Babadag Training Area — an isolated flat area surrounded by farmland near the Black Sea coast — has been transformed into a mini-version of U.S. training areas in Germany.

It includes a mock town in a field of head-high thistles with about 20 plywood buildings and populated with role-players to simulate an Afghan village.

Poole said soldiers use the town to practice reacting to IEDs (improvised explosive devices), conducting raids, reacting to contact and setting up traffic control points.

Last Thursday, Romanian soldiers in four-wheeled armored personnel carriers carried out a mock raid on the village to detain a high-value target. But they had to deal with several U.S. Company B, 1st Battalion, 4th Infantry Regiment soldiers role-playing as terrorists who engaged them with small arms.

After the raid one of the 1-4 soldiers, Spc. Seth Henderson, of Avon Park, Fla., said he was impressed by the Romanian troops, even though he "killed" several.

"With one section securing the south side of the town and the assault team cordoning off the other side they locked the place down so all they had to do was hit the target building, grab the target and get out. They did it quick and in the right way. I liked it," he said.

During some parts of the training Romanian and U.S. troops combine to form multinational platoons, Poole said.

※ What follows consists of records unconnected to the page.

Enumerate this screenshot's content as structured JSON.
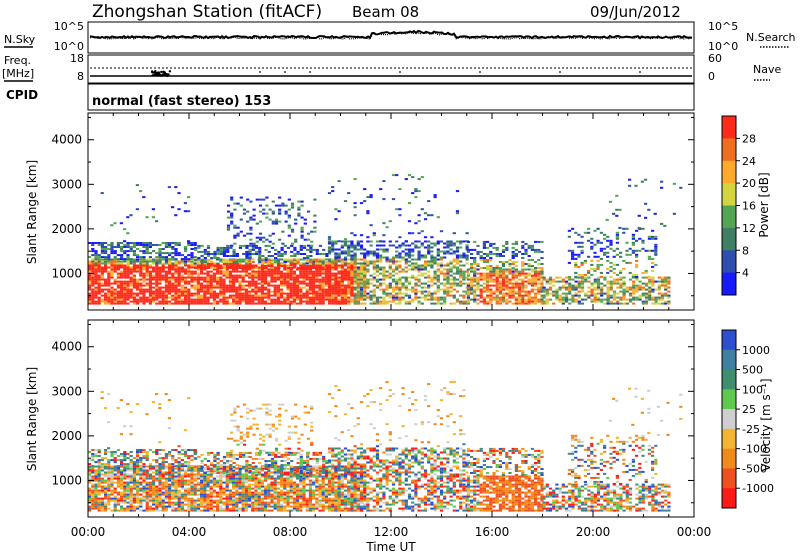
{
  "header": {
    "station": "Zhongshan Station (fitACF)",
    "beam": "Beam 08",
    "date": "09/Jun/2012"
  },
  "status_panel": {
    "left_labels": {
      "nsky": "N.Sky",
      "freq": "Freq.",
      "freq_unit": "[MHz]",
      "cpid": "CPID"
    },
    "right_labels": {
      "nsearch": "N.Search",
      "nave": "Nave"
    },
    "nsky_axis": {
      "top": "10^5",
      "bottom": "10^0"
    },
    "nsearch_axis": {
      "top": "10^5",
      "bottom": "10^0"
    },
    "freq_axis": {
      "top": "18",
      "bottom": "8"
    },
    "nave_axis": {
      "top": "60",
      "bottom": "0"
    },
    "cpid_text": "normal (fast stereo) 153"
  },
  "colors": {
    "power_scale": [
      "#1a1aff",
      "#2e4fb0",
      "#3f7f63",
      "#52a552",
      "#d4d440",
      "#ffaa2a",
      "#f06e1f",
      "#ff2a1a"
    ],
    "velocity_scale": [
      "#ff1a1a",
      "#f05020",
      "#f08a1a",
      "#f2b432",
      "#cfcfcf",
      "#5fc84f",
      "#3f8f6f",
      "#3f7fa0",
      "#2a4fd0"
    ]
  },
  "chart_data": [
    {
      "type": "heatmap",
      "title": "Power",
      "xlabel": "",
      "ylabel": "Slant Range [km]",
      "x_ticks": [
        "00:00",
        "04:00",
        "08:00",
        "12:00",
        "16:00",
        "20:00",
        "00:00"
      ],
      "xlim_hours": [
        0,
        24
      ],
      "y_ticks": [
        1000,
        2000,
        3000,
        4000
      ],
      "ylim_km": [
        180,
        4600
      ],
      "colorbar": {
        "label": "Power [dB]",
        "ticks": [
          4,
          8,
          12,
          16,
          20,
          24,
          28
        ],
        "range": [
          0,
          32
        ]
      },
      "grid": false
    },
    {
      "type": "heatmap",
      "title": "Velocity",
      "xlabel": "Time UT",
      "ylabel": "Slant Range [km]",
      "x_ticks": [
        "00:00",
        "04:00",
        "08:00",
        "12:00",
        "16:00",
        "20:00",
        "00:00"
      ],
      "xlim_hours": [
        0,
        24
      ],
      "y_ticks": [
        1000,
        2000,
        3000,
        4000
      ],
      "ylim_km": [
        180,
        4600
      ],
      "colorbar": {
        "label": "Velocity [m s⁻¹]",
        "ticks": [
          "1000",
          "500",
          "100",
          "25",
          "-25",
          "-100",
          "-500",
          "-1000"
        ]
      },
      "grid": false
    }
  ]
}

That’s important because the 21st Mountain Infantry Battalion and the Company B soldiers are getting ready to work together in Zabul province, Afghanistan later this year.

One of the 1-4 soldiers in Romania, Spc. Brett Anderson, 21, of Fresno, Calif., said the field work with the Romanians is great training for the Afghan mission.

"We are put in a scenario and no have choice but to work together. That is kind of how real life is," he said.